Негры вступили на темный паркет, босые ноги чувствовали себя неуверенно на полированном дереве. Они опекали маленькую негритянку с выражением страха и безумия в раскосых глазах мулатки. Она двигалась странно, против воли, защищая руками детскую еще грудь и лицо. Джуди не видела ни нас со Скоттом на отдельной скамье, ни судей: для нее существовали только афинские патриции, люди, бывавшие в доме ее господ, и сама Гаррис. Перед нами стояла несчастная девочка с искусанными в кровь губами – молодой, загнанный зверек.
– Поди ко мне, Джуди, – сказала Гаррис с ласковой властностью, и Джуди побрела к ней. Гаррис обняла негритянку за плечи, и та затряслась, будто приготовляясь к ритуальной пляске. – Господи! Что они сделали с тобой, Джуди! – отчаивалась Гаррис, поглаживая девушку и оглядывая ее от грязных ступней до черных, с застрявшим сором, волос.
– Вы принудили ее прийти сюда? – спросил Гарфилд у негров.
– Мы попросили, – ответил Авраам, – и она пошла за нами. Она пойдет за всяким, у нее больше нет воли.
– Кто вы? Люди Джека Гарриса?
– Мы его враги, генерал! – гордо сказал Авраам. – Мы никогда не будем неграми Гарриса, мы люди Джона Турчина!
– Это мои солдаты, – пришел я ему на выручку.
– Черные не могут быть солдатами, – возразил Гарфилд. – И вы это знаете, Турчин. Уведите их!
Авраам бросился ко мне, солдаты схватили его за руки.
– Они сделали так, как грозили… Они это сделали… поверьте Аврааму. – Его выталкивали; боясь, что я не услышу, он едва не кричал: – Обещали, что будут делать это с ней каждую ночь…
Когда дверь за неграми затворилась, все увидели Надин рядом с Джуди. Но Джуди отступила от ее протянутых рук.

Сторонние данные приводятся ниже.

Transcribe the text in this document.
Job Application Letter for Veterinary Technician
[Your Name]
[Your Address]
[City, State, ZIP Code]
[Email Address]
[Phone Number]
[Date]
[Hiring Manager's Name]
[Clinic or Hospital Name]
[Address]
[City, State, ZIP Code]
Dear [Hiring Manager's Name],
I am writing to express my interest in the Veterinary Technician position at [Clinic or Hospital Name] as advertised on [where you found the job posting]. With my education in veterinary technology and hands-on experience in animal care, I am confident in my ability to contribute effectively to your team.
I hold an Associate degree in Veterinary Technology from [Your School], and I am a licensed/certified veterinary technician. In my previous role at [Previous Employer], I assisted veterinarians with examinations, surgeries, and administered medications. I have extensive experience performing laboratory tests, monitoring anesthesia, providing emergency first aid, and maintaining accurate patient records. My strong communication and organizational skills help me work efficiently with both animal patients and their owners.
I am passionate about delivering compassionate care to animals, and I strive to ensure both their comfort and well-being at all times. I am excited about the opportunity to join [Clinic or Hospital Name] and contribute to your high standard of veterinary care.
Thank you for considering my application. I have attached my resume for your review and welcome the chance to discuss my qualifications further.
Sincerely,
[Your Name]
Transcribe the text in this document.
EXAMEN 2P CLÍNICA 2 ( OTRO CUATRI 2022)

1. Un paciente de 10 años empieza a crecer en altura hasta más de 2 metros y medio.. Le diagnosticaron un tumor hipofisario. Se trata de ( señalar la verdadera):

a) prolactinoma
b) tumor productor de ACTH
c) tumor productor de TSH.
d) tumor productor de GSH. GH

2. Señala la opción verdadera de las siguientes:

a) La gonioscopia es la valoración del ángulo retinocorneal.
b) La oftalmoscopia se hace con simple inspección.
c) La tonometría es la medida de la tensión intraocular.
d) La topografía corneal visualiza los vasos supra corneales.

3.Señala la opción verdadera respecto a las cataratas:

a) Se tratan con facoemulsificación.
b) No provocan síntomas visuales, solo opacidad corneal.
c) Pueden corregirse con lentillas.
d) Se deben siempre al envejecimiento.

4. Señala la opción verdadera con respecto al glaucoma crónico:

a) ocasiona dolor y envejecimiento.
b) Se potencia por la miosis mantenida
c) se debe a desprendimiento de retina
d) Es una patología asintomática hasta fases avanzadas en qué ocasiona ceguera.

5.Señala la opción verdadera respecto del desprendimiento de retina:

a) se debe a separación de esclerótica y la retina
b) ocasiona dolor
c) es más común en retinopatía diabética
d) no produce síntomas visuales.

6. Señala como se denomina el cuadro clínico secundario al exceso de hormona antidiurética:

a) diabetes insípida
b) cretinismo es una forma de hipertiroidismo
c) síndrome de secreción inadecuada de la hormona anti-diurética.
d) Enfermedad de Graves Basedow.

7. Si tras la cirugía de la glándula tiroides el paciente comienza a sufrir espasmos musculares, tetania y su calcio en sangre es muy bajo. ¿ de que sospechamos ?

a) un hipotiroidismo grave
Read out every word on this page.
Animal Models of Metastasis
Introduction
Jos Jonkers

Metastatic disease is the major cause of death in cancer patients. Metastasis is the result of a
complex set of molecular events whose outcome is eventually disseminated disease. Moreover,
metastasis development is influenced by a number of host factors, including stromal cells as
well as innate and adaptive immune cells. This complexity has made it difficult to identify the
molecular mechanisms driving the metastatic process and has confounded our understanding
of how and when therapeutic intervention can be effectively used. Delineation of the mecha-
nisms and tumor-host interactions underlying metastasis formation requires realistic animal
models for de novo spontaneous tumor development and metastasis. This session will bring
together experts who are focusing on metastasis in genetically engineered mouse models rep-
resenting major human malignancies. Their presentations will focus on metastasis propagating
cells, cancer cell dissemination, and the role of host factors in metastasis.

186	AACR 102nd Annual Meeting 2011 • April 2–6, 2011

– Генерал, взгляните на девушку, – сказала Надин, – насилие случилось сегодня, вчера, а не два месяца назад.
Гаррис не осталась в долгу:
– Черные, которые выкрали ее, могли забавляться с Джуди всю ночь! – крикнула она. – Джуди, скажи, кто тебя обидел?
Джуди молчала, некрасиво собрав длинными руками платье под коленями; безнадежный взгляд надрывал душу.
– Скажи, Джуди, и мы уйдем. Кто сделал это с тобой?
– Янки… – выдохнула Джуди.
– Солдаты?
Она кивнула.
– Давно?
– Да, мэм… Это было очень давно.
К ней подошел Конэнт, но и он напугал ее суровостью глаз и темной одеждой.
– Да, мэм, янки… Это сделали янки… очень давно… – только и повторяла Джуди.